David Young, a forest campaigner at Global Witness said, “Forests are different from other resources because people live in them and are completely reliant on them. But at present these people can’t see what deals are being done and who benefits. This is a big problem in an industry with a long history of corruption and human rights abuses. The EU needs to work with Cameroon, Ghana and Liberia to make sure the information is available, otherwise people will have no way of knowing how the timber was obtained and whether this was done legally.”

The agreements – known as Voluntary Partnership Agreements (VPAs) – between timber-exporting countries and the European Union include new, binding requirements for government authorities to publish key information on deals and decisions about forests. The first step of sharing information is a necessary precursor to more fundamental reforms to ensure only legal timber reaches the European market.

Global Witness has worked with anti-corruption forest watchdog groups in Cameroon, Ghana and Liberia to assess compliance with their respective VPAs. Although the context and the status of VPA implementation differs in each country, none of these countries are currently fully meeting their commitments to public information and transparency.

Mathew Walley, who is representing forest communities from Liberia at the conference, has seen at first hand the effects of access to information being denied: “People feel cheated. We see log trucks leaving their forests, but despite our requests, no one tells us how much and what species, so how can we know we are being paid the correct amount for the timber?”

Samuel Mawutor of Ghana’s Forest Watch coalition said, “Too often, information is requested from the Forestry Commission, but whether officials make it available depends on who is requesting the information and why. If there was more information we could all work together in stopping illegalities in the sector.”

The report found that local communities are often unable to access key data and documents, or authorities are reluctant to provide timely information. In some areas, for example, officials have delayed providing details while continuing to allocate permits that risk undermining compliance with the European agreements.

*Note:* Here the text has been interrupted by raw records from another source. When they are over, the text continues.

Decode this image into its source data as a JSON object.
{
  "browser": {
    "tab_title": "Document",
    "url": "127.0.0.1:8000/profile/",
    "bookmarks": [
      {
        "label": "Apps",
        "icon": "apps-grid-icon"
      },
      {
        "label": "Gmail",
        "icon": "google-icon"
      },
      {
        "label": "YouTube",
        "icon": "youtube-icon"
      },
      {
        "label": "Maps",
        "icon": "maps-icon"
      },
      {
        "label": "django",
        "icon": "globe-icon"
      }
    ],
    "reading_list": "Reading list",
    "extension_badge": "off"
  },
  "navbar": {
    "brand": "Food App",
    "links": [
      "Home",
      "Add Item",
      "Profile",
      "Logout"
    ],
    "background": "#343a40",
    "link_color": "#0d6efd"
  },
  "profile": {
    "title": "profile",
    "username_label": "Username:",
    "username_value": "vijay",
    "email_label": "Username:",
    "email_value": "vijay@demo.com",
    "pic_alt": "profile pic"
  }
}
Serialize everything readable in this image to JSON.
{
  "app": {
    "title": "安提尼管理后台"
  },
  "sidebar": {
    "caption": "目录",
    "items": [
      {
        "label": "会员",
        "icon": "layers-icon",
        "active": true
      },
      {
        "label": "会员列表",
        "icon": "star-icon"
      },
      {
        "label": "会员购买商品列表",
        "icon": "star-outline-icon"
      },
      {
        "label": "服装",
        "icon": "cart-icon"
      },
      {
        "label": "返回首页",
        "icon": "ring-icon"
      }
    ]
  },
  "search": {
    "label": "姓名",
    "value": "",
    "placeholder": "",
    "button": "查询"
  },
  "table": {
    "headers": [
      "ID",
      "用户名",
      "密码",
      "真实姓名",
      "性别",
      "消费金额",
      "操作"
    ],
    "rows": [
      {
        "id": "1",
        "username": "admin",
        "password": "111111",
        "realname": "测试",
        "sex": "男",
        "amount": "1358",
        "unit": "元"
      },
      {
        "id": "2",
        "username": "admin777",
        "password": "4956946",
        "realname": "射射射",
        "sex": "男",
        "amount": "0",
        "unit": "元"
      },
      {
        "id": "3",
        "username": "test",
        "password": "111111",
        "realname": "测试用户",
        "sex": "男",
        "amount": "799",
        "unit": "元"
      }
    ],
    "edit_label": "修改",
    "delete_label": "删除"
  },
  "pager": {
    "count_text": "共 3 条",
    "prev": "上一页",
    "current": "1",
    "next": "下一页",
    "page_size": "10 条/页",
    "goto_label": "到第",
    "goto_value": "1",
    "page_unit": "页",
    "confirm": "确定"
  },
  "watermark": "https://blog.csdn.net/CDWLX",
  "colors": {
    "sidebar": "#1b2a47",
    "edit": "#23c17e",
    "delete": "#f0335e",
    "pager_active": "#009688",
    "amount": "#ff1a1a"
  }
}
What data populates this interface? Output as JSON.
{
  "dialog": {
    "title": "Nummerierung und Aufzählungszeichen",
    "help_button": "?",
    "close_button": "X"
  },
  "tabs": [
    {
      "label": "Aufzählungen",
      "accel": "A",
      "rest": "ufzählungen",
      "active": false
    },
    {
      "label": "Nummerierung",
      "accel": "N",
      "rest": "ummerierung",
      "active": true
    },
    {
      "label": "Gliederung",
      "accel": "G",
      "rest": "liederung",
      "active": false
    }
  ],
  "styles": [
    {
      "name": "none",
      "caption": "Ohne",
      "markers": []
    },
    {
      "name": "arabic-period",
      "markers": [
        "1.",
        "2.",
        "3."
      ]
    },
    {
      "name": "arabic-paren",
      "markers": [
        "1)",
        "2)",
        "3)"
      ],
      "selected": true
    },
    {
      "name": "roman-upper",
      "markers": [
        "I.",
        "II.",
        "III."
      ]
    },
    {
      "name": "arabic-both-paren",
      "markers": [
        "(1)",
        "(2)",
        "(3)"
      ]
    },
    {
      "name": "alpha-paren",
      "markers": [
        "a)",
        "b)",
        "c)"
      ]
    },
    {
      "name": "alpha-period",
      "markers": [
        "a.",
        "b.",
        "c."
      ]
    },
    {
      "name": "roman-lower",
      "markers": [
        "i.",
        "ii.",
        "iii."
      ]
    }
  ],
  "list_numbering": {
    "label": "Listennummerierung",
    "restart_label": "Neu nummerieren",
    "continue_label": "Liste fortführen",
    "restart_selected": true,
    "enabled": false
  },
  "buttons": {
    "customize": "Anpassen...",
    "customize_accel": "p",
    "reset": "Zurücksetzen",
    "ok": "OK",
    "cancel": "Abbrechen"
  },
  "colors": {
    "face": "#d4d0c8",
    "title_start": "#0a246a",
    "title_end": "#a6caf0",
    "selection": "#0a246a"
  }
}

Major reforms in information management and dissemination are needed if implementation of the VPAs is going to lead the way to overcoming endemic illegal logging. Many documents and data could be published immediately, without waiting for VPA implementation.

David Young concluded, “These agreements with the EU could be a game changer in terms of including the people that live in forests in decisions about what happens to them. But it’ll only work if the governments in question play by the rules, and this study shows that’s not happening at present. We’d love to be proved wrong – if any government authority, in Europe or timber exporting countries, can point us to publicly accessible sources of this information, we’d be happy to announce this.”